O autor dá uma boa descrição da relação que Mildred tinha com esta Família: na sua sala, com muito custo, três “telas” foram instaladas, uma em cada parede. Mildred, que na sua primeira aparição tenta cometer suicídio através do consumo de tranquilizantes, pede para que Montag complete sua sala e compre a quarta “tela”. Mildred insiste: por dois mil dólares, sua sala já não seria mais um ambiente apenas dividido pelo casal, mas frequentando por todo o tipo de pessoa inteligente, interessante e exótica.

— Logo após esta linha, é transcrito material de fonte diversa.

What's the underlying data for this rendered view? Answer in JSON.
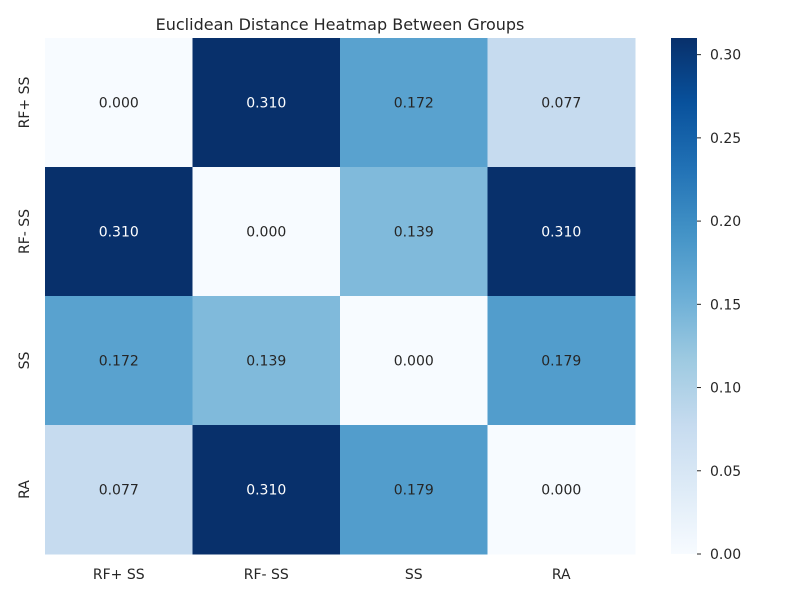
{
  "chart_data": {
    "type": "heatmap",
    "title": "Euclidean Distance Heatmap Between Groups",
    "xlabel": "",
    "ylabel": "",
    "x_categories": [
      "RF+ SS",
      "RF- SS",
      "SS",
      "RA"
    ],
    "y_categories": [
      "RF+ SS",
      "RF- SS",
      "SS",
      "RA"
    ],
    "values": [
      [
        0.0,
        0.31,
        0.172,
        0.077
      ],
      [
        0.31,
        0.0,
        0.139,
        0.31
      ],
      [
        0.172,
        0.139,
        0.0,
        0.179
      ],
      [
        0.077,
        0.31,
        0.179,
        0.0
      ]
    ],
    "value_format": "0.000",
    "colormap": "Blues",
    "colormap_stops": [
      "#f7fbff",
      "#deebf7",
      "#c6dbef",
      "#9ecae1",
      "#6baed6",
      "#4292c6",
      "#2171b5",
      "#08519c",
      "#08306b"
    ],
    "vmin": 0.0,
    "vmax": 0.31,
    "colorbar": {
      "ticks": [
        0.0,
        0.05,
        0.1,
        0.15,
        0.2,
        0.25,
        0.3
      ],
      "tick_labels": [
        "0.00",
        "0.05",
        "0.10",
        "0.15",
        "0.20",
        "0.25",
        "0.30"
      ]
    }
  }
}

Mildred passa alí seu tempo. Incapaz de se mostrar de alguma maneira “inteligente, interessante e exótica” no seu cotidiano, Mildred apela para sua Família, que está sempre presente, logo ali, num apertar de botões. Mildred alí faz amizades, abre confidências. É nesse ambiente que Mildred aprende, cria conceitos, estabelece relações, faz comparações. Numa existência anulada pela pouca vivência e pelo parco acesso a informação relevante, Mildred reifica sua Família.

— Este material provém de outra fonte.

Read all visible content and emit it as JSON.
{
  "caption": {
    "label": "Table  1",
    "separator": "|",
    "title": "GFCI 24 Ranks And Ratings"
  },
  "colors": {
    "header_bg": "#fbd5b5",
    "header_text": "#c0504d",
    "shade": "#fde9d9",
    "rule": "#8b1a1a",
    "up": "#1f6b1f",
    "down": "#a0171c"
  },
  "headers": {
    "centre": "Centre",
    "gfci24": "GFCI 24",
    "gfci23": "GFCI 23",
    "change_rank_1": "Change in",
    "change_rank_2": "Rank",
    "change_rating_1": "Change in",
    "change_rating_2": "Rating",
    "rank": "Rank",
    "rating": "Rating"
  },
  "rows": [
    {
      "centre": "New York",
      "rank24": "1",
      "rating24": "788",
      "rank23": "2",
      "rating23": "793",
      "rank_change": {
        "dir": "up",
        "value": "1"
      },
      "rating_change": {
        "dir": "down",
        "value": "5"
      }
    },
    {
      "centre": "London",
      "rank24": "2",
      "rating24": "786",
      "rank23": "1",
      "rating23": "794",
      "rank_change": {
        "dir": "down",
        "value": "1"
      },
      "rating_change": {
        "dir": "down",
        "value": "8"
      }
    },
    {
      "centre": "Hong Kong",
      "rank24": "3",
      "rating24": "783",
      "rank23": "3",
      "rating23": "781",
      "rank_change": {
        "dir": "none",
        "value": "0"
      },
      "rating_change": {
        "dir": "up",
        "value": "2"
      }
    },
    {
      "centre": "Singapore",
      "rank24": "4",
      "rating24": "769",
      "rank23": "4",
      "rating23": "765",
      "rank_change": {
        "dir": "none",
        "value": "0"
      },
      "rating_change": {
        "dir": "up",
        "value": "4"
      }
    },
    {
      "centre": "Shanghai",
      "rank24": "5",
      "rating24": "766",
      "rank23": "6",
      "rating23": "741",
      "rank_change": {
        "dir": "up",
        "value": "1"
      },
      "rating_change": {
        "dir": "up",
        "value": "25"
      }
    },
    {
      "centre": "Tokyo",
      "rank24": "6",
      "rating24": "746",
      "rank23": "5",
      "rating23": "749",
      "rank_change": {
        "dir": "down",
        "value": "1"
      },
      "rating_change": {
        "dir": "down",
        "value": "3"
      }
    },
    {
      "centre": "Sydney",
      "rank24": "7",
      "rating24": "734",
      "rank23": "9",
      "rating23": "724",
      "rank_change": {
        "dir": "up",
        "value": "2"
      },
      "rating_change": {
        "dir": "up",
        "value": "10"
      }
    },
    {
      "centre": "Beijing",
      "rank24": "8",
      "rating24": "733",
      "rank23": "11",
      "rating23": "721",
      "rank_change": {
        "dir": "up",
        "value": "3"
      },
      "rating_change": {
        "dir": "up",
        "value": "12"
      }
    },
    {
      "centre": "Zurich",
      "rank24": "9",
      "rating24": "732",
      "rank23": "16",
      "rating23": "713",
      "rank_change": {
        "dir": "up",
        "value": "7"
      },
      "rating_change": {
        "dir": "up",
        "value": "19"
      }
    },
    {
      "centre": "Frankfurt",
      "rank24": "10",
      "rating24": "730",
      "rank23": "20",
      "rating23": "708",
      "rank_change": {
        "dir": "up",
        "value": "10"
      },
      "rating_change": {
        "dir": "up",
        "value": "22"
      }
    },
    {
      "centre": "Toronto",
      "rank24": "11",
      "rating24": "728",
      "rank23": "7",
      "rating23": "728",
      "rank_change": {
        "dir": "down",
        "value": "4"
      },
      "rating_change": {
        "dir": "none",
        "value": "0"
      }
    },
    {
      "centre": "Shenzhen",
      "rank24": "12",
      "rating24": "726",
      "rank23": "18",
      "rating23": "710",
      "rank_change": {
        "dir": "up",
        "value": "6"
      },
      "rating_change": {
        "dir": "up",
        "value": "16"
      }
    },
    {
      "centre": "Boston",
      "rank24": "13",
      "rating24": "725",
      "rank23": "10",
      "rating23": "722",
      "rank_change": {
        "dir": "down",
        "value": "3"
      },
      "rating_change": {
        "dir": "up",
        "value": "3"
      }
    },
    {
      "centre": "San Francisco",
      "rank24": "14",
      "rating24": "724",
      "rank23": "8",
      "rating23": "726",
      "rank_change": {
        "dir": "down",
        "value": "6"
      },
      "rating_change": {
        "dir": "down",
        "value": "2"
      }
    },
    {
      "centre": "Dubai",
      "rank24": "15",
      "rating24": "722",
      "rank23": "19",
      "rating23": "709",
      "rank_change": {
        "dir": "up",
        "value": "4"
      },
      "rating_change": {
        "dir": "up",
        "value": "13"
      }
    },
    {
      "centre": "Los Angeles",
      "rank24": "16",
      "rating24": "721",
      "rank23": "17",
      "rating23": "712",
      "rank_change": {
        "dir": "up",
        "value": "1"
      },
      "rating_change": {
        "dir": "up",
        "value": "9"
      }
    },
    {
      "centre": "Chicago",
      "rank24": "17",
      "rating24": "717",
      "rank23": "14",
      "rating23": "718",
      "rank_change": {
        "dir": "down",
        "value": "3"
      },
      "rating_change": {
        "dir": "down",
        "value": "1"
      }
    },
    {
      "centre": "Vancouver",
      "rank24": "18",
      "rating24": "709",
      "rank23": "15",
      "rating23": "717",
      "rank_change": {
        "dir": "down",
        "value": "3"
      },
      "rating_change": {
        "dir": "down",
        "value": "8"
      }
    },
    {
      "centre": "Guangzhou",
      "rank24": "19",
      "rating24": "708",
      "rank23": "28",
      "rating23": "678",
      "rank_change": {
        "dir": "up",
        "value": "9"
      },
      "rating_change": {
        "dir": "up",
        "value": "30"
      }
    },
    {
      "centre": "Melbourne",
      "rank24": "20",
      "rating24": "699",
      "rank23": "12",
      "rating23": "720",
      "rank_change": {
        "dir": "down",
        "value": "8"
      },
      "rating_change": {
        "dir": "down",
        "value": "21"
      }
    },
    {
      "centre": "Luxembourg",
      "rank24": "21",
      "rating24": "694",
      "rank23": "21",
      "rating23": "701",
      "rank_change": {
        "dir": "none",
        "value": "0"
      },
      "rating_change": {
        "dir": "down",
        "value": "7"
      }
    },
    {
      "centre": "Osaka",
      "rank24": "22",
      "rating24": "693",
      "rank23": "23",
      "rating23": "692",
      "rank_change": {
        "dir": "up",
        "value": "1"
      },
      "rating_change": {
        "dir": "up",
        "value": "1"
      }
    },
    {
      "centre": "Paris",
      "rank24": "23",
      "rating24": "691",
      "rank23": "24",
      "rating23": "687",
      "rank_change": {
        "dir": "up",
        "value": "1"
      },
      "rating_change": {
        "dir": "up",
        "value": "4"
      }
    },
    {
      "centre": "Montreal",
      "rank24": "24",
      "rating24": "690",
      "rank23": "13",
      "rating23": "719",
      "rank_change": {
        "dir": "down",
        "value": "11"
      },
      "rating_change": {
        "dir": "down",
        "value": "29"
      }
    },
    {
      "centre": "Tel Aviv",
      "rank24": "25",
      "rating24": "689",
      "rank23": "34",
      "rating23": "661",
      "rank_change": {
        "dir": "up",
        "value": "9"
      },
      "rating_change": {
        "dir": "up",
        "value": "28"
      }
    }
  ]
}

Mais de 50 anos depois, a “Família” virtual é uma realidade hiperdimensionada pela internet. Bradbury anteviu nossa dependência de relações inexistentes, nosso esforço pra o reconhecimento de um público cada vez mais avesso a crítica e cada vez mais próximo da mediocridade. Viu a decadência das relações humanas no que se refere ao diálogo franco e ao conhecimento. Em um mundo sem livros, as sub-sub-celebridades adquirem status de experts, de peritos, de especialistas. Na cadeia alimentar desta “nova era”, nosso limite entre o risível, o absurdo, o inédito, e o que realmente tem valor, acabam por se desfazer: sem parâmetros, aquele que detém mídia faz notícia, cria verdade.

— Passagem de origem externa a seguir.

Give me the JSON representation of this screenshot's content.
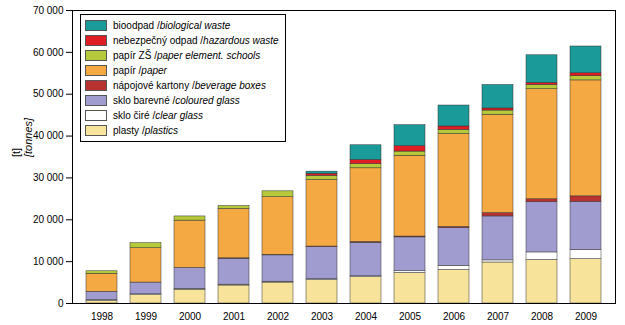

Mildred é expectadora da vida. Via o mundo por uma tela. Criou relações afetivas com seres imaginários, que só existem nesse espaço que permite a constante reinvenção do “eu”, entidade esta que sempre rejeitamos.
Num mundo de telespectadores, temos a impressão que a interatividade é o controle.
Bradbury anteviu o Orkut, o Twitter, o Facebook; percebeu que o fulcro das relações humanas não transcende, em sua amplitude, o mero efêmero; espiou para dentro de nossa alma, de nossa vontade, de nossa (talvez?) natureza e encontrou o vazio.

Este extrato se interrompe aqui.